Ensuite, ça se met à parler à tort et à travers. Ma mère semble se ranimer au fur et à mesure que son ancienne amie la questionne, lui parle. Nous finissons par accepter son invitation à entrer chez elle pour boire quelque chose. Charlie comprend qu'il s'est passé un truc grave. Nos robes noires. Le visage défait de maman. Son immobilisme. Et ce regard un peu perdu. Elle apporte un réconfort sincère et chaleureux que l'on attendrait pas forcément d'une femme que l'on a pas vu depuis de nombreuses années. Ils faut croire que ma mère et elle étaient très amies.

Je les envie. Un peu. Je pense à Kira et Matthew que je n'ai pas appelés. Je dois trouver un moyen de leur expliquer mon absence et mon silence. Je repère le sac de ma mère. Son téléphone est là. Il affiche une bonne cinquantaine d'appels en absence et autant de messages non lus. Je n'ose pas le déverrouiller.

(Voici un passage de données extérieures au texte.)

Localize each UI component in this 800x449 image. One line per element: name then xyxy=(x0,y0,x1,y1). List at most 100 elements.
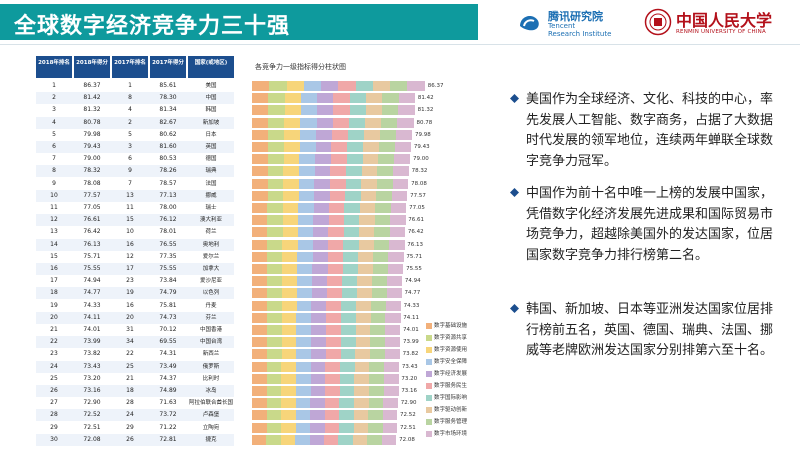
bar-segment xyxy=(369,386,384,396)
cell-rank-2018: 8 xyxy=(52,167,56,175)
bar-value-label: 72.90 xyxy=(400,400,417,407)
bar-segment xyxy=(369,361,385,372)
table-row: 30 72.08 26 72.81 捷克 72.08 xyxy=(36,433,456,446)
stacked-bar xyxy=(252,288,402,299)
row-cells: 21 74.01 31 70.12 中国香港 xyxy=(36,324,234,336)
cell-rank-2018: 28 xyxy=(50,411,58,419)
cell-score-2017: 70.12 xyxy=(159,326,177,333)
bar-segment xyxy=(390,203,407,213)
cell-score-2017: 74.37 xyxy=(159,374,177,382)
cell-score-2017: 76.12 xyxy=(159,216,177,224)
stacked-bar xyxy=(252,264,404,274)
bar-segment xyxy=(266,349,282,360)
bar-segment xyxy=(312,264,328,274)
row-cells: 27 72.90 28 71.63 阿拉伯联合酋长国 xyxy=(36,397,234,410)
table-row: 1 86.37 1 85.61 美国 86.37 xyxy=(36,80,456,92)
bar-segment xyxy=(252,105,269,116)
table-row: 10 77.57 13 77.13 挪威 77.57 xyxy=(36,189,456,202)
bullet-diamond-icon xyxy=(510,188,519,197)
bar-segment xyxy=(311,276,328,287)
bar-segment xyxy=(391,190,408,201)
note-text: 中国作为前十名中唯一上榜的发展中国家，凭借数字化经济发展先进成果和国际贸易市场竞… xyxy=(526,186,774,263)
bar-segment xyxy=(303,81,322,91)
bar-segment xyxy=(382,410,398,421)
row-cells: 13 76.42 10 78.01 荷兰 xyxy=(36,226,234,239)
table-row: 5 79.98 5 80.62 日本 79.98 xyxy=(36,128,456,141)
bar-segment xyxy=(353,422,369,433)
cell-country: 芬兰 xyxy=(205,314,217,321)
bar-segment xyxy=(326,325,342,335)
cell-rank-2018: 2 xyxy=(52,94,56,102)
cell-country: 捷克 xyxy=(205,436,217,443)
cell-country: 韩国 xyxy=(205,107,217,114)
cell-rank-2017: 3 xyxy=(128,143,132,150)
row-cells: 24 73.43 25 73.49 俄罗斯 xyxy=(36,360,234,373)
row-cells: 1 86.37 1 85.61 美国 xyxy=(36,80,234,92)
bar-segment xyxy=(341,288,357,299)
bar-segment xyxy=(313,203,330,213)
cell-score-2018: 72.90 xyxy=(83,399,101,407)
bar-segment xyxy=(328,239,344,250)
legend-label: 数字服务民生 xyxy=(434,383,468,389)
cell-score-2018: 73.99 xyxy=(83,338,101,346)
bar-segment xyxy=(296,288,313,299)
table-row: 26 73.16 18 74.89 冰岛 73.16 xyxy=(36,385,456,397)
table-row: 24 73.43 25 73.49 俄罗斯 73.43 xyxy=(36,360,456,373)
bar-segment xyxy=(370,325,386,335)
bar-segment xyxy=(297,227,314,238)
bar-segment xyxy=(385,300,401,311)
bar-segment xyxy=(343,215,360,226)
bar-segment xyxy=(317,105,334,116)
bar-value-label: 73.99 xyxy=(402,339,419,346)
chart-title: 各竞争力一级指标得分柱状图 xyxy=(255,63,346,71)
bar-segment xyxy=(266,410,282,421)
bar-segment xyxy=(385,337,401,348)
bar-segment xyxy=(267,264,283,274)
bar-segment xyxy=(252,129,269,140)
bar-segment xyxy=(313,227,329,238)
bar-segment xyxy=(266,398,282,409)
bar-segment xyxy=(267,215,283,226)
cell-country: 美国 xyxy=(205,83,217,89)
bar-segment xyxy=(267,190,284,201)
table-row: 20 74.11 20 74.73 芬兰 74.11 xyxy=(36,311,456,324)
bar-segment xyxy=(298,190,315,201)
title-bar: 全球数字经济竞争力三十强 xyxy=(0,4,478,40)
table-row: 11 77.05 11 78.00 瑞士 77.05 xyxy=(36,202,456,214)
cell-country: 俄罗斯 xyxy=(202,363,220,370)
row-cells: 26 73.16 18 74.89 冰岛 xyxy=(36,385,234,397)
bar-segment xyxy=(252,142,269,152)
bar-segment xyxy=(339,386,355,396)
row-cells: 11 77.05 11 78.00 瑞士 xyxy=(36,202,234,214)
col-header-2017-score: 2017年得分 xyxy=(150,56,186,78)
bar-segment xyxy=(370,337,386,348)
bar-segment xyxy=(359,203,376,213)
bar-segment xyxy=(372,264,389,274)
bar-segment xyxy=(386,288,402,299)
bar-value-label: 73.16 xyxy=(401,388,418,394)
bar-value-label: 76.13 xyxy=(407,241,423,248)
legend-label: 数字经济发展 xyxy=(434,371,468,377)
bar-segment xyxy=(282,203,299,213)
stacked-bar xyxy=(252,129,413,140)
bar-segment xyxy=(373,239,390,250)
cell-country: 新加坡 xyxy=(202,119,220,126)
cell-rank-2018: 13 xyxy=(50,228,58,236)
cell-country: 爱尔兰 xyxy=(202,253,220,260)
row-cells: 25 73.20 21 74.37 比利时 xyxy=(36,372,234,385)
bar-segment xyxy=(324,422,340,433)
cell-country: 比利时 xyxy=(202,375,220,382)
bar-segment xyxy=(327,251,344,262)
tencent-name: 腾讯研究院 xyxy=(548,10,603,23)
bar-segment xyxy=(252,251,268,262)
stacked-bar xyxy=(252,166,409,177)
bar-segment xyxy=(345,178,362,189)
bar-segment xyxy=(325,386,341,396)
cell-rank-2017: 29 xyxy=(126,423,134,431)
bar-segment xyxy=(299,129,317,140)
bar-segment xyxy=(356,300,372,311)
bar-segment xyxy=(385,325,401,335)
cell-score-2018: 76.13 xyxy=(83,240,101,248)
cell-score-2017: 78.00 xyxy=(159,204,177,211)
cell-country: 中国香港 xyxy=(199,327,222,333)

Ma mère se rend compte de ce que je tiens dans ma main. Elle me prend le téléphone, fait quelques gestes avec, puis me le redonne. Il est déverrouillé. Plus aucun message. Je ne fais qu'envoyer un SMS à Kira. Laconique mais rassurant. Je ne peux pas encore expliquer la situation et certainement pas de cette manière. Quand je saurai moi-même ce qu'il se passe exactement, je pourrai en parler. De vive voix.